In fact, it gets even worse - you can percent-encode that mathematical 7, and it still parses to 127.0.0.1
(Reference parser). So it goes through this enormous journey where the host string "0x%f0%9d%9f%95f.1"
needs to be percent-decoded, and then we figure out that the result contains Unicode text, so we send it through IDNA, then we figure out that the result is some ancient form of IPv4 address and parse that. That's why I say it's really not trivial.
That's all lots of fun, but the part where it gets serious is that, if a browser (or any other conforming URL implementation) is going to see the string 0x𝟕f.1
(with the mathematical 7), or the percent-encoded version, and think "oh, that's 127.0.0.1
", then that's a really valuable thing for applications to know. There is a whole class of vulnerabilities known as Server-Side Request Forgery which involves tricking servers to make requests to internal services.

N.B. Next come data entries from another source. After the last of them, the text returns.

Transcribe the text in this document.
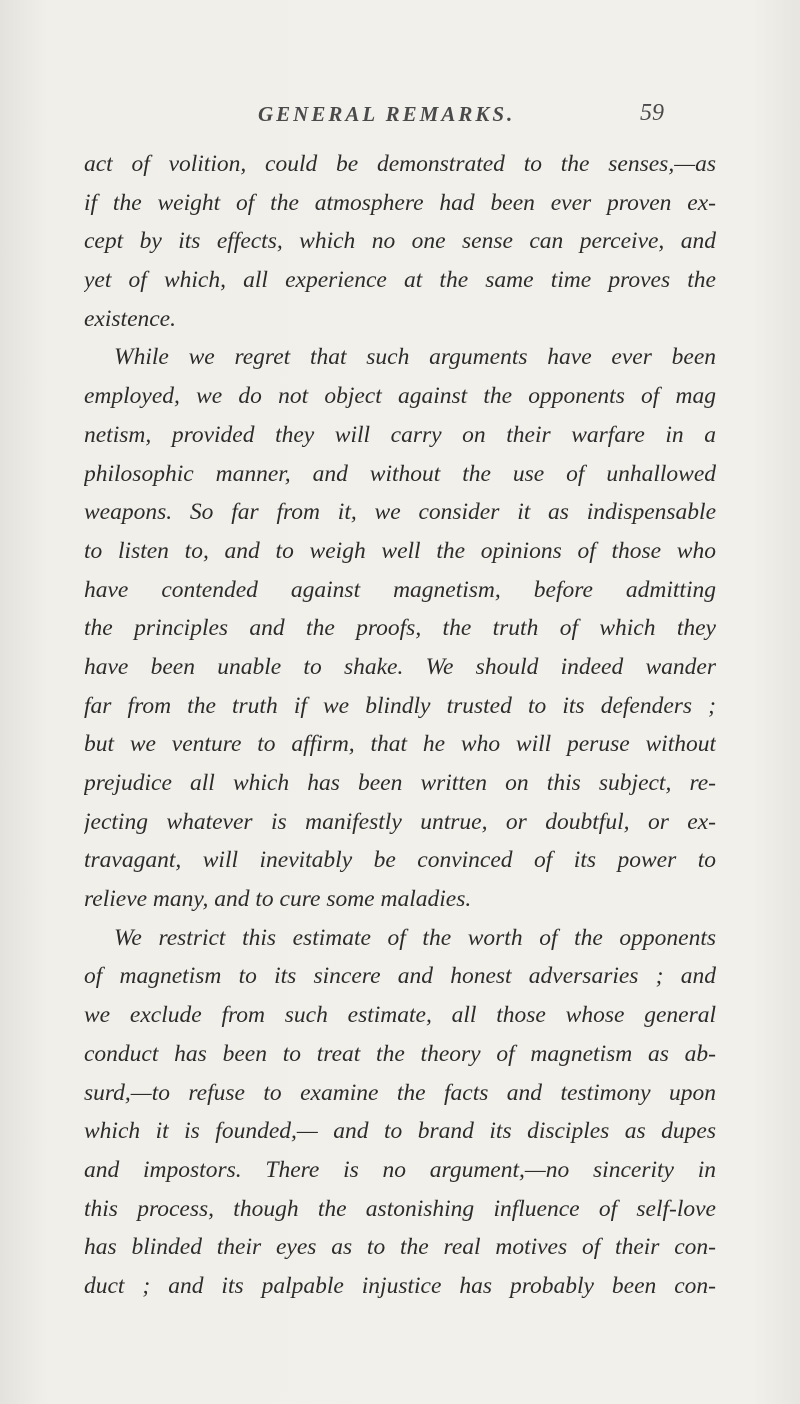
GENERAL REMARKS.	59
act of volition, could be demonstrated to the senses,—as
if the weight of the atmosphere had been ever proven ex-
cept by its effects, which no one sense can perceive, and
yet of which, all experience at the same time proves the
existence.
While we regret that such arguments have ever been
employed, we do not object against the opponents of mag
netism, provided they will carry on their warfare in a
philosophic manner, and without the use of unhallowed
weapons. So far from it, we consider it as indispensable
to listen to, and to weigh well the opinions of those who
have contended against magnetism, before admitting
the principles and the proofs, the truth of which they
have been unable to shake. We should indeed wander
far from the truth if we blindly trusted to its defenders ;
but we venture to affirm, that he who will peruse without
prejudice all which has been written on this subject, re-
jecting whatever is manifestly untrue, or doubtful, or ex-
travagant, will inevitably be convinced of its power to
relieve many, and to cure some maladies.
We restrict this estimate of the worth of the opponents
of magnetism to its sincere and honest adversaries ; and
we exclude from such estimate, all those whose general
conduct has been to treat the theory of magnetism as ab-
surd,—to refuse to examine the facts and testimony upon
which it is founded,— and to brand its disciples as dupes
and impostors. There is no argument,—no sincerity in
this process, though the astonishing influence of self-love
has blinded their eyes as to the real motives of their con-
duct ; and its palpable injustice has probably been con-
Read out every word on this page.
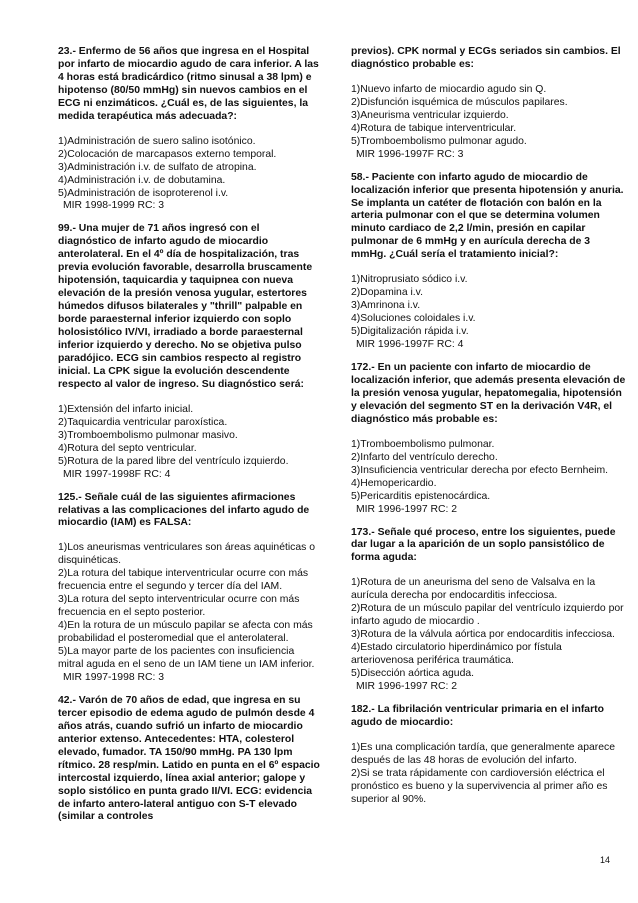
23.- Enfermo de 56 años que ingresa en el Hospital por infarto de miocardio agudo de cara inferior. A las 4 horas está bradicárdico (ritmo sinusal a 38 lpm) e hipotenso (80/50 mmHg) sin nuevos cambios en el ECG ni enzimáticos. ¿Cuál es, de las siguientes, la medida terapéutica más adecuada?:

1)Administración de suero salino isotónico.

2)Colocación de marcapasos externo temporal.

3)Administración i.v. de sulfato de atropina.

4)Administración i.v. de dobutamina.

5)Administración de isoproterenol i.v.

MIR 1998-1999 RC: 3

99.- Una mujer de 71 años ingresó con el diagnóstico de infarto agudo de miocardio anterolateral. En el 4º día de hospitalización, tras previa evolución favorable, desarrolla bruscamente hipotensión, taquicardia y taquipnea con nueva elevación de la presión venosa yugular, estertores húmedos difusos bilaterales y "thrill" palpable en borde paraesternal inferior izquierdo con soplo holosistólico IV/VI, irradiado a borde paraesternal inferior izquierdo y derecho. No se objetiva pulso paradójico. ECG sin cambios respecto al registro inicial. La CPK sigue la evolución descendente respecto al valor de ingreso. Su diagnóstico será:

1)Extensión del infarto inicial.

2)Taquicardia ventricular paroxística.

3)Tromboembolismo pulmonar masivo.

4)Rotura del septo ventricular.

5)Rotura de la pared libre del ventrículo izquierdo.

MIR 1997-1998F RC: 4

125.- Señale cuál de las siguientes afirmaciones relativas a las complicaciones del infarto agudo de miocardio (IAM) es FALSA:

1)Los aneurismas ventriculares son áreas aquinéticas o disquinéticas.

2)La rotura del tabique interventricular ocurre con más frecuencia entre el segundo y tercer día del IAM.

3)La rotura del septo interventricular ocurre con más frecuencia en el septo posterior.

4)En la rotura de un músculo papilar se afecta con más probabilidad el posteromedial que el anterolateral.

5)La mayor parte de los pacientes con insuficiencia mitral aguda en el seno de un IAM tiene un IAM inferior.

MIR 1997-1998 RC: 3

42.- Varón de 70 años de edad, que ingresa en su tercer episodio de edema agudo de pulmón desde 4 años atrás, cuando sufrió un infarto de miocardio anterior extenso. Antecedentes: HTA, colesterol elevado, fumador. TA 150/90 mmHg. PA 130 lpm rítmico. 28 resp/min. Latido en punta en el 6º espacio intercostal izquierdo, línea axial anterior; galope y soplo sistólico en punta grado II/VI. ECG: evidencia de infarto antero-lateral antiguo con S-T elevado (similar a controles

previos). CPK normal y ECGs seriados sin cambios. El diagnóstico probable es:

1)Nuevo infarto de miocardio agudo sin Q.

2)Disfunción isquémica de músculos papilares.

3)Aneurisma ventricular izquierdo.

4)Rotura de tabique interventricular.

5)Tromboembolismo pulmonar agudo.

MIR 1996-1997F RC: 3

58.- Paciente con infarto agudo de miocardio de localización inferior que presenta hipotensión y anuria. Se implanta un catéter de flotación con balón en la arteria pulmonar con el que se determina volumen minuto cardiaco de 2,2 l/min, presión en capilar pulmonar de 6 mmHg y en aurícula derecha de 3 mmHg. ¿Cuál sería el tratamiento inicial?:

1)Nitroprusiato sódico i.v.

2)Dopamina i.v.

3)Amrinona i.v.

4)Soluciones coloidales i.v.

5)Digitalización rápida i.v.

MIR 1996-1997F RC: 4

172.- En un paciente con infarto de miocardio de localización inferior, que además presenta elevación de la presión venosa yugular, hepatomegalia, hipotensión y elevación del segmento ST en la derivación V4R, el diagnóstico más probable es:

1)Tromboembolismo pulmonar.

2)Infarto del ventrículo derecho.

3)Insuficiencia ventricular derecha por efecto Bernheim.

4)Hemopericardio.

5)Pericarditis epistenocárdica.

MIR 1996-1997 RC: 2

173.- Señale qué proceso, entre los siguientes, puede dar lugar a la aparición de un soplo pansistólico de forma aguda:

1)Rotura de un aneurisma del seno de Valsalva en la aurícula derecha por endocarditis infecciosa.

2)Rotura de un músculo papilar del ventrículo izquierdo por infarto agudo de miocardio .

3)Rotura de la válvula aórtica por endocarditis infecciosa.

4)Estado circulatorio hiperdinámico por fístula arteriovenosa periférica traumática.

5)Disección aórtica aguda.

MIR 1996-1997 RC: 2

182.- La fibrilación ventricular primaria en el infarto agudo de miocardio:

1)Es una complicación tardía, que generalmente aparece después de las 48 horas de evolución del infarto.

2)Si se trata rápidamente con cardioversión eléctrica el pronóstico es bueno y la supervivencia al primer año es superior al 90%.

14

But all of this processing? It's not part of the IP address parser; you need the full URL host parser for that. That's why I think it would quickly grow to encompass the host parser as well. Which is like basically half the library.
By the way, WebURL already does expose the host parser as API, so you can parse hosts from anywhere exactly like the URL parser would:
WebURL.Host("0x%f0%9d%9f%95f.1", scheme: "http")
// .ipv4Address(127.0.0.1)
It's part of the WebURL module, and I don't see a problem with that.
So at the moment I'm not inclined to split things like IP addresses and percent-encoding out in to separate modules. I try to expose as many things as I can as API, with generics, so you can use the parts that you need without costly and annoying data type conversions. In this particular case, I've tried to make the file more-or-less self-contained, but I'm not inclined to break the library apart for a fully à la carte experience.